The data breach experienced by the retailer Target Corporation highlights the notion that an organization’s security is only as strong as its weakest vendor’s ability to secure their data. Every organization should know what they look like from a hacker’s perspective so they can immediately address their shortcomings. There are services available today that create a level of understanding that goes far beyond the traditional vendor risk management methodologies such as questionnaires and penetration tests. We are entering the Age of Cyber Transparency where organizations carry cyber risk ratings like Moody’s and S&P assign credit risk ratings. How will your acquisition target compete in a world where poor cyber hygiene can cost them business?
5. What Data Analytics tools do you use, and who is using them?
The target’s level of sophistication is a function of the tools their people use to turn data into insights that generate revenue and shareholder value. We are now in the golden age of data analytics, though most organizations still struggle to get their systems to close the books quickly and generate rudimentary business intelligence for the next investor conference call. Is the CFO’s Financial Planning and Analysis team just forecasting the next quarter or are they shoulder-to-shoulder with business unit leadership, helping them mine vast amounts of structured and unstructured data at their finger tips? Maybe the business units are simply taking matters into their own hands and using data analytics tools on their own. Inventory the tools in use and you will get an indication of the extent to which the culture is data-driven and the value that you can create once you own the place.
6. How much of the target’s data is simply ROT?
Studies indicate that more than two-third’s of an organization’s data is redundant, obsolete or trivial (ROT).

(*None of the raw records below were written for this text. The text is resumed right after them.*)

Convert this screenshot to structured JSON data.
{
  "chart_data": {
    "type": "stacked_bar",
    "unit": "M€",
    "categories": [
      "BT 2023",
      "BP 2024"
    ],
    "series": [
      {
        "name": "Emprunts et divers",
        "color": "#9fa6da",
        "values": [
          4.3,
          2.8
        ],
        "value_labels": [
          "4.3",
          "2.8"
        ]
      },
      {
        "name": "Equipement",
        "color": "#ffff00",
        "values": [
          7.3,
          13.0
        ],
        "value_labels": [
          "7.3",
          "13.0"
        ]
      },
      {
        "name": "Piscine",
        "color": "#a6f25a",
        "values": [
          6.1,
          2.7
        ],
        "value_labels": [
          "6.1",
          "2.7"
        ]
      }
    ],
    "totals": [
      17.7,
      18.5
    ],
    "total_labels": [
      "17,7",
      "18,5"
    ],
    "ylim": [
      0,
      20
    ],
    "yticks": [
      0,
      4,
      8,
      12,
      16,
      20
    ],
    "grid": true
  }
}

This ROT data can be in the form of old operational log files, data stored by departed employees, outdated drafts, copies of once important document that are no longer needed, etc. When was the last time you obeyed your organization’s records retention policy, assuming it even has one? Yet, there is a compelling case to reduce ROT data. Storage comes in many forms, from tapes to flash memory, and, contrary to popular belief, it’s not cheap. Organizations that are good at content management are much better able to find and protect data that isn’t ROT. You can get into related issues like data quality while you’re at it. You should know where your target is on its journey toward information governance maturity.
7. What data would be valuable to a third party, and what could you sell it for?
You want to buy a company for lots of reasons, and you may never want to sell any of the target’s data to someone else. However, the analysis involved in answering this question will yield remarkable insights that you probably had not considered. The target’s data is often overlooked as a motivation for an acquisition, but it can generate tremendous value in the right hands, with the right tools and skills.
Of course, this list isn’t meant to be exhaustive, but it should greatly improve your due diligence exercise. There is a tendency in M&A deals to treat data as just an IT issue that can get dealt with after the transaction closes, during the integration process. However, data is an asset of enterprise-wide consequence, representing considerable risk and reward. Make your transaction successful by treating data as the critical asset.